Геннадий Тарасович ответил с готовностью, сделав даже шажок вперед:
— Сегодня, Иван Дмитриевич! Операция называется «Мрак и туман XXI». Это у них так заведено, такой, знаете ли, стиль. По принципу «плащ и шпага». Первым — онкологический институт наш, потом психиатрическая клиника и так далее. Все больницы и, разумеется, евреи по списку. В специальных автофургонах…
В воздухе он руками изобразил автофургон.
— И именно с вами все согласовали? — учтиво спросил Иван Дмитриевич. Все эти и прочие подробности?
— Иван Дмитриевич, — переходя на доверительный тон и вдруг на что-то понадеявшись, воскликнул Жовтяк, — поймите же меня в конце концов: в условиях тирании активное сопротивление захватчикам можно осуществлять, только делая вид, что совершенно лоялен и даже полностью на их стороне. Открыто выступать против введенного ими режима — глупость!

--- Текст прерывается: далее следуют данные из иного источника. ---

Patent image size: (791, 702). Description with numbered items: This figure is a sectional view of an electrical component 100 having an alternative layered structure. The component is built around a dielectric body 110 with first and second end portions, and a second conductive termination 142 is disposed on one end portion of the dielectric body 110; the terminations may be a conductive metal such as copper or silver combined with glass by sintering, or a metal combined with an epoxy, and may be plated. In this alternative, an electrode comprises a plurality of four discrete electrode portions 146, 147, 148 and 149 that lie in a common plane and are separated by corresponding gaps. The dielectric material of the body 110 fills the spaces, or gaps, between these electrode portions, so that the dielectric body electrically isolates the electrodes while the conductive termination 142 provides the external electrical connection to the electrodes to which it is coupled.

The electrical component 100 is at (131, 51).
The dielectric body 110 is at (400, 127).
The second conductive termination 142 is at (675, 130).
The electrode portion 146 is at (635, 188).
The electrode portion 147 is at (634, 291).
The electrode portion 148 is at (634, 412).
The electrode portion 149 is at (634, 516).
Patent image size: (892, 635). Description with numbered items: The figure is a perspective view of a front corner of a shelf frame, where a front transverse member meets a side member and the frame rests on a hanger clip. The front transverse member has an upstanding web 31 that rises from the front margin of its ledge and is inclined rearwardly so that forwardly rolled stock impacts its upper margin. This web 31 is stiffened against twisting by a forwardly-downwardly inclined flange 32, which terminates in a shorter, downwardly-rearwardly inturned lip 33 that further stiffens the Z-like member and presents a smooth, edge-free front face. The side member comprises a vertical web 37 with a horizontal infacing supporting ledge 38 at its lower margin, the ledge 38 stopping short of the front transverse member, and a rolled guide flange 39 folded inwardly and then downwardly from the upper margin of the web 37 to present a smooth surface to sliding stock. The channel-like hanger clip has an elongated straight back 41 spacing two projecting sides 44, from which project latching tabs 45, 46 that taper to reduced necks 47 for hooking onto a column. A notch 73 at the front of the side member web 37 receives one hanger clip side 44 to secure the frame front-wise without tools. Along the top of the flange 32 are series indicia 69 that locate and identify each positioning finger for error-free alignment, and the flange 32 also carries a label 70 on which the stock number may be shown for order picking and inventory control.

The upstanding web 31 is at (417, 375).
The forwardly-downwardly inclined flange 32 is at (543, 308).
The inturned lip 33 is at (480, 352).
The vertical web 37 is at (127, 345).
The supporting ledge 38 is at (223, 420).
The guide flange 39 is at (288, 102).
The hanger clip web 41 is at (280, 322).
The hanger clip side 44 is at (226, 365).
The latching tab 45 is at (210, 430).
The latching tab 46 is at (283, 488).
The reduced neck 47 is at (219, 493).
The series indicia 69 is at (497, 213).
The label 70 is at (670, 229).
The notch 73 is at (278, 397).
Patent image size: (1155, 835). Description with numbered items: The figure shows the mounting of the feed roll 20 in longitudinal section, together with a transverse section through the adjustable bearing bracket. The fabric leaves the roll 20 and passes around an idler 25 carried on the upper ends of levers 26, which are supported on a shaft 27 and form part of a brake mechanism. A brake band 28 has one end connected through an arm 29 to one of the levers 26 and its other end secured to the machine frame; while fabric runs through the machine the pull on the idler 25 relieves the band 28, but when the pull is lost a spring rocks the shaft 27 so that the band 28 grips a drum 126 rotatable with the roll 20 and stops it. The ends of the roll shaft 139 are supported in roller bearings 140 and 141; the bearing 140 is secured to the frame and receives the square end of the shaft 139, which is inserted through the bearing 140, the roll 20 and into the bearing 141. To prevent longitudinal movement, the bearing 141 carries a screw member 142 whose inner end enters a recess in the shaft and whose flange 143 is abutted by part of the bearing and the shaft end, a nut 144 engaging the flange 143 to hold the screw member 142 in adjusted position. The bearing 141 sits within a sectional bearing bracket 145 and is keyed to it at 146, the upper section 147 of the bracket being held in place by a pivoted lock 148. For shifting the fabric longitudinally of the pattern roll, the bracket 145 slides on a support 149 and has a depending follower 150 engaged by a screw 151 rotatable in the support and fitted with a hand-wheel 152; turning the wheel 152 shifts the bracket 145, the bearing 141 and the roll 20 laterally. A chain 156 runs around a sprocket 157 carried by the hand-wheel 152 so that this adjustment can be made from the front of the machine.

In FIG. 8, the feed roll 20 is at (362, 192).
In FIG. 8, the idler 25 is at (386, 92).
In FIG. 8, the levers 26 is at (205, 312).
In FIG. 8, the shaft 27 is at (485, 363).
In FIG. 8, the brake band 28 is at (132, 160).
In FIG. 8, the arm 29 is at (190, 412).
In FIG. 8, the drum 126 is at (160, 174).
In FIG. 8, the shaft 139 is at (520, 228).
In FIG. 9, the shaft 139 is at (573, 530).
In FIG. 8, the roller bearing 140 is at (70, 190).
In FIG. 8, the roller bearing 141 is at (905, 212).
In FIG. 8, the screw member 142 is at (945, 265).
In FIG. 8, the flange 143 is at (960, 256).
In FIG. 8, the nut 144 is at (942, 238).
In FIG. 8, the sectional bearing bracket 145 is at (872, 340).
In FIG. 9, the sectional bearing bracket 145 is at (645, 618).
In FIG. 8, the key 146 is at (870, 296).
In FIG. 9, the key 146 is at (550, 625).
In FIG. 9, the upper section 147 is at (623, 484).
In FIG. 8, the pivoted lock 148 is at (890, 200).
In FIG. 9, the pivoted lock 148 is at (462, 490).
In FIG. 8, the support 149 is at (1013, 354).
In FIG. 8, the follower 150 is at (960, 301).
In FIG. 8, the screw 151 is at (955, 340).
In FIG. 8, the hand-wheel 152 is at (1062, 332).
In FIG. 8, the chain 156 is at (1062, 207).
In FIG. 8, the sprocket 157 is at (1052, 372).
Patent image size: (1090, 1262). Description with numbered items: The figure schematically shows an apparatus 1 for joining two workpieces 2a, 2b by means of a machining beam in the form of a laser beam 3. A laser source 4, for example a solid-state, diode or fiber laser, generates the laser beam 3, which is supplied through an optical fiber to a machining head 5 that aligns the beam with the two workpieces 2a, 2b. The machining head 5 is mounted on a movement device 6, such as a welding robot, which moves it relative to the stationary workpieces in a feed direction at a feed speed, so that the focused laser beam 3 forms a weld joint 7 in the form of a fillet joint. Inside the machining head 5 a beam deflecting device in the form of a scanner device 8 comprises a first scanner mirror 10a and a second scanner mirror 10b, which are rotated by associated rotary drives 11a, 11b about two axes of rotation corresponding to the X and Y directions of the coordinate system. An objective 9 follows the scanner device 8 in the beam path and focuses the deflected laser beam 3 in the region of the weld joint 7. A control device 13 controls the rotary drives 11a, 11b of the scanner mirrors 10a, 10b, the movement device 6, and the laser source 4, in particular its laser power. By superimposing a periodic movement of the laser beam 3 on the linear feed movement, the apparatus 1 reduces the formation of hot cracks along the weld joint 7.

Да, да, я думал об этом, размышлял! Допустим, я сознательно иду на смерть, принимаю, так сказать, венец терновый. И что? Любое мученичество канет в Лету, потому что имя мое будет запрещено упоминать. Так для чего же…
— Я у вас не о том спрашивал, — перебил Постников. — Мне эти ваши пошлости не интересны. Я у вас спрашивал — согласовывали ли с вами они все подробности того, что там именуется «акцией»?
— А как же? Непременно! То есть я, конечно, только в курсе, у меня голос ведь совещательный…
— Совещательный! — машинально глуховатым голосом повторил Постников; ладонь левой руки он прижал к виску, а правой рукой держал пистолет стволом книзу. — И вы ничего не могли сделать? Вы не могли немедленно хоть меня предупредить? Ведь мы бы… ну хоть кого-то спасли, унесли, украли, утащили. Мы бы… да хоть тот же Ганичев? Вы же знали, что я прооперировал Федора Владимировича, резецировал ему желудок, вы знаете, что метастазов не было, а теперь выходит — Ганичева отправят в душегубку, отравят, уничтожат? Так? А он — ученый, он всем нам не чета, он…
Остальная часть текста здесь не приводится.